Feb. 6 marked the controlled release of chemicals, creating the now symbolic black plume of smoke that hovered over onlookers. We now know it was mostly vinyl chloride that was burned that day, and the full impact of the burn is still being studied.

TIMELINE: Events since the Norfolk Southern train derailment in East Palestine, Ohio

In a press conference today, Texas A&M and Carnegie Mellon University researchers say elevated levels of acrolein make it a "chemical of potential concern."

"For acrolein, you really need to monitor and make sure the levels continue to go down or that they are actually going down," Weihsueh Chiu, deputy director of the Texas A&M Research Center, said.

We are also getting a first look at the health impacts of the derailment and subsequent controlled release.
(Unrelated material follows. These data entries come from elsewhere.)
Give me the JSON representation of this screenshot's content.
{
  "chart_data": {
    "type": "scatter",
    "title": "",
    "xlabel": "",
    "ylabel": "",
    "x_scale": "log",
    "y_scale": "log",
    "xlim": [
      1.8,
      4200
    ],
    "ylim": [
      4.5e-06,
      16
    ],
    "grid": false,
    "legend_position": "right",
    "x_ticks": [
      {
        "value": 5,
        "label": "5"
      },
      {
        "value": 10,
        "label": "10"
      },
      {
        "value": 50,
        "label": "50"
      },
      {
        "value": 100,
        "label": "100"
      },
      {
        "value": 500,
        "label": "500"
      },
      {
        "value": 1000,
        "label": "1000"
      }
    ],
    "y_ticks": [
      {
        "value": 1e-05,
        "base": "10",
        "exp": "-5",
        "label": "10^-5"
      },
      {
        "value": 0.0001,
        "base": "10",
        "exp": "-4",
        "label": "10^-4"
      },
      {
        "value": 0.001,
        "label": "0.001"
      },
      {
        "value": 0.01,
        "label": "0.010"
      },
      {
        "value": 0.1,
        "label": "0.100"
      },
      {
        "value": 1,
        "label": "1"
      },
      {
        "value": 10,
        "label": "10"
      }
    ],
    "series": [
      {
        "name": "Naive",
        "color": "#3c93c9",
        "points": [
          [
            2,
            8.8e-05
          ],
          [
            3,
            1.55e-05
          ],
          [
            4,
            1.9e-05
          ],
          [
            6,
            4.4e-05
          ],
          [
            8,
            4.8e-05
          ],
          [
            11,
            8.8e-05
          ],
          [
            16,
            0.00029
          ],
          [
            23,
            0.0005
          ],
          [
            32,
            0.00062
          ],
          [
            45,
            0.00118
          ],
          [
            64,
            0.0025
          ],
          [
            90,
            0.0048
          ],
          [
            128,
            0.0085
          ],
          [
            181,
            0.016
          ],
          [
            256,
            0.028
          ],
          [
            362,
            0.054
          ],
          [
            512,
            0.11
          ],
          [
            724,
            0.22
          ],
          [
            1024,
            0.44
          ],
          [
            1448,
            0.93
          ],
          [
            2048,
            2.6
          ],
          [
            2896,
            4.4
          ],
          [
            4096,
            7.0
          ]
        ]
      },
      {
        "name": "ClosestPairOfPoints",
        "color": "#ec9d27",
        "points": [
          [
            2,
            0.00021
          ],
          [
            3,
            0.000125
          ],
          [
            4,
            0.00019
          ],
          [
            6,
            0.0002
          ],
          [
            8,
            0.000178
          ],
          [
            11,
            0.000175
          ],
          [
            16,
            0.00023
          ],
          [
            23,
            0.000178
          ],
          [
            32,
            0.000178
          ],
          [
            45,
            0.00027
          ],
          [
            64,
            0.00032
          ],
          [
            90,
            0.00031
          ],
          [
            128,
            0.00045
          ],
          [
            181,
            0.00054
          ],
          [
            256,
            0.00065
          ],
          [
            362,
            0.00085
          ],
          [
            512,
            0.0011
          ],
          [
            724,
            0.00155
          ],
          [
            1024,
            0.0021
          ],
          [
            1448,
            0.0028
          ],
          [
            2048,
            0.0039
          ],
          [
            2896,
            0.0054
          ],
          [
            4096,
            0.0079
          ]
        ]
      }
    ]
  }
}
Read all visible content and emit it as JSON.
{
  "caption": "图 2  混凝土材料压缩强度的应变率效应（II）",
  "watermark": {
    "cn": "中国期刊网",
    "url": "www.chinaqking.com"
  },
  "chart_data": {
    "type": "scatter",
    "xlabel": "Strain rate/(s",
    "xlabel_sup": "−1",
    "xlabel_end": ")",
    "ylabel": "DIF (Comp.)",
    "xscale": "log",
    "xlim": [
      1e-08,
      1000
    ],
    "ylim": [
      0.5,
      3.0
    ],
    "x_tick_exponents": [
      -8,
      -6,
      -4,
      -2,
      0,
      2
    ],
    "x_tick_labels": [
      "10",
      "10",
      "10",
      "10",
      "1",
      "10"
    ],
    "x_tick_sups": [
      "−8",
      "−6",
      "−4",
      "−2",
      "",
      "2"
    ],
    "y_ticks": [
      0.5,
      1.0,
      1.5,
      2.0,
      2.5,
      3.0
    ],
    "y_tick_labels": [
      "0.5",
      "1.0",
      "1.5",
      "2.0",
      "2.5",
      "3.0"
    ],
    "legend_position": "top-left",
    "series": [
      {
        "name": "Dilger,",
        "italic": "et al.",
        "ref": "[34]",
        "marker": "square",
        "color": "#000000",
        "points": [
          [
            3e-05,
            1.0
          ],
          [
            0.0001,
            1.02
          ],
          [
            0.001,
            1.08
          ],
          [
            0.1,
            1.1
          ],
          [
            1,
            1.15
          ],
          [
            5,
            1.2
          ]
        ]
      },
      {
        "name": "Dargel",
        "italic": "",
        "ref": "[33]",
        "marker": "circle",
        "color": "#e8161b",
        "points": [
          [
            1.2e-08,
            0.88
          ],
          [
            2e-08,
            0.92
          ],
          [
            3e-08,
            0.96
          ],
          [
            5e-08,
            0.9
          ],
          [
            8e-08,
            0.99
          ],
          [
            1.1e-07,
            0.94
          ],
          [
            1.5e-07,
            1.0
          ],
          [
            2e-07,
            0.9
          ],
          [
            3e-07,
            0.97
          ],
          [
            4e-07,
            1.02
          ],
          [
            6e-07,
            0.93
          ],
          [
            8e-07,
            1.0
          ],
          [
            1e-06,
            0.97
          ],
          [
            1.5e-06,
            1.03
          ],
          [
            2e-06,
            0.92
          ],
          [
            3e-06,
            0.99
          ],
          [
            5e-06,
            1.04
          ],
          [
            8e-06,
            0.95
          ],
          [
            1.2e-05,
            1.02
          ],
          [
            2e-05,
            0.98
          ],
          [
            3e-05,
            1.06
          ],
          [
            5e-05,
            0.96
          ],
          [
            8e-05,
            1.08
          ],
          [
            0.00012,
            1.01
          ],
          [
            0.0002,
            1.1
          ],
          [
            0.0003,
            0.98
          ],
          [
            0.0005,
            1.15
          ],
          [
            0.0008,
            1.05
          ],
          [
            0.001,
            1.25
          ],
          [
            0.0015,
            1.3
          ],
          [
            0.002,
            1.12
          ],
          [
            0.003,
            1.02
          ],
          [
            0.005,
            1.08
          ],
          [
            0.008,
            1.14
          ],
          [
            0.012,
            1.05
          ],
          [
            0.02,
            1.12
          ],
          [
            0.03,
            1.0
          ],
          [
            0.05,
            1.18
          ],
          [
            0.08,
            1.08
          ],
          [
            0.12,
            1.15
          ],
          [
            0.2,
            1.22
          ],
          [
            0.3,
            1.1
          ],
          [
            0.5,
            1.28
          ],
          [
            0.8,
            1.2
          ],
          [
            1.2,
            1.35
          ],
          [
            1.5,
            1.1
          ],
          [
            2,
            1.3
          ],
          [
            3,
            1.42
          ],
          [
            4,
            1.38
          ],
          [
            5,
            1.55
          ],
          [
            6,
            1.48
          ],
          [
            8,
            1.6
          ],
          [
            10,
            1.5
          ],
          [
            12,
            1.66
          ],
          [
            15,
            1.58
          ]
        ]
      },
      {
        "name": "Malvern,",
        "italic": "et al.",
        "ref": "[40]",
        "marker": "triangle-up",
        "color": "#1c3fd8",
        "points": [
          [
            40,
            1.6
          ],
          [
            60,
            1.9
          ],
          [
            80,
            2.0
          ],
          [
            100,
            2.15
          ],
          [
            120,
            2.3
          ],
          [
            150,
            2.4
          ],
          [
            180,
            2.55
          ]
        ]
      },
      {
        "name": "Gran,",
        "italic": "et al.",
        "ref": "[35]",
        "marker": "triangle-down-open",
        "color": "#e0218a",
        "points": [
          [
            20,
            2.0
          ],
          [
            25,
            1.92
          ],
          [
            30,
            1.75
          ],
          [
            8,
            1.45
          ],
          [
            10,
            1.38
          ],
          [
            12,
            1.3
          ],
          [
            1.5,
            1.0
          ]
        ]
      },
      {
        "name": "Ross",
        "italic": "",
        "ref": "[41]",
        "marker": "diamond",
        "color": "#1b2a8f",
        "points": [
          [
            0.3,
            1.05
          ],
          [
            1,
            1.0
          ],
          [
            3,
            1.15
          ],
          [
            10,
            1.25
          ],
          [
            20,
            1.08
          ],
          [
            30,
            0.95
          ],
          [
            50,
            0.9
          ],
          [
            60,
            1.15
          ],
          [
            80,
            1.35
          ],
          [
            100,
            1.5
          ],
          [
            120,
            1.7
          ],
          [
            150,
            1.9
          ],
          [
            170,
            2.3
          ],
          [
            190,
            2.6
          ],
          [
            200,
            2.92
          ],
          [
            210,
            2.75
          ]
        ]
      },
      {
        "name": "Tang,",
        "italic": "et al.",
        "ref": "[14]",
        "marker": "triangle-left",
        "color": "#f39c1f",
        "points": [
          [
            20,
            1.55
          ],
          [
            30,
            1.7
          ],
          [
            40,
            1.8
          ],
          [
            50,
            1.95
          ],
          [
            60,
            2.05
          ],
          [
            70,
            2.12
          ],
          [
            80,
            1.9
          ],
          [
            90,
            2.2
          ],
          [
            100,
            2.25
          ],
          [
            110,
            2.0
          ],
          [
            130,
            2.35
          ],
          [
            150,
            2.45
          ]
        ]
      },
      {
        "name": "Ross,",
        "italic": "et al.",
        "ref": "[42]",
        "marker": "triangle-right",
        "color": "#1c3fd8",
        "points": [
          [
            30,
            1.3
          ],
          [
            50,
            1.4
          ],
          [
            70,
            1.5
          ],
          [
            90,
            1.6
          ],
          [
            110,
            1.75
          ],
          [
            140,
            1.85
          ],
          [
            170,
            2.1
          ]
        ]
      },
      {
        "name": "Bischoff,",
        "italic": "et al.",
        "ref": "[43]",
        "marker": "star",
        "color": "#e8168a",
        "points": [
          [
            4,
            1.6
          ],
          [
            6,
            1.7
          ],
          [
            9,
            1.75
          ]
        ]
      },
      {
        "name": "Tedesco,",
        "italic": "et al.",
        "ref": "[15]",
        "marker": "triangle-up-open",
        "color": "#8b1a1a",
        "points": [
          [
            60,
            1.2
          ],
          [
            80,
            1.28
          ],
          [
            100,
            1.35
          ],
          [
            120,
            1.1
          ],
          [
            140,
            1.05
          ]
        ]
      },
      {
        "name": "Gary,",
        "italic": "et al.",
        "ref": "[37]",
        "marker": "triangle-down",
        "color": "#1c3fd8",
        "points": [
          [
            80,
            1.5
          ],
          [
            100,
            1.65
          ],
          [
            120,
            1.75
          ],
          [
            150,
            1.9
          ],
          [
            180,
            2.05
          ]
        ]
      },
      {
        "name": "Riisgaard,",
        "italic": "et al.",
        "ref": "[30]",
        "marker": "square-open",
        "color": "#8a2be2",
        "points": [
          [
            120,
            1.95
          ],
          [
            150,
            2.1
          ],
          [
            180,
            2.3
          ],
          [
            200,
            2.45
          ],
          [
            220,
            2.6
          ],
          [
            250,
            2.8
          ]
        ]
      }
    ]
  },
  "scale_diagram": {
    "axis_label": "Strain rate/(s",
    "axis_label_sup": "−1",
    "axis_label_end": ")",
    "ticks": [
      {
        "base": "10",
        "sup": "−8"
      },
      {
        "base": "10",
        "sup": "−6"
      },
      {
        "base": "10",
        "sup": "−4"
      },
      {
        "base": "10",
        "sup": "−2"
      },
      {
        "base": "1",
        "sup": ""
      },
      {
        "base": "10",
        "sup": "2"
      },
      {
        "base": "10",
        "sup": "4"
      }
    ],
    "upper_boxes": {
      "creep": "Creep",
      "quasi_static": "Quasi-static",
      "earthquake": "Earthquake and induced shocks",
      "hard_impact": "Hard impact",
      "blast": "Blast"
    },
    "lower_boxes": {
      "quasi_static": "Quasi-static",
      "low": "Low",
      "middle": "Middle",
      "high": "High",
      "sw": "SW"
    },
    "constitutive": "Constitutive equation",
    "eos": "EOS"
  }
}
With surveys conducted on 168 people at the East Palestine Health Assessment Clinic, 74% of respondents saying they have headaches, 64% anxiety, 61% are experiencing coughing, 58% fatigue, and 52% are reporting skin irritation.

And with visits from politicians and activists, East Palestine residents have a clear message: Please listen to us.

"Since we've been from the evacuation to now, we've had many symptoms and respiratory problems and fighting vertigo," villager Giovanni Irizarry explained. "I had to fly my mom to California because she couldn't breathe here anymore."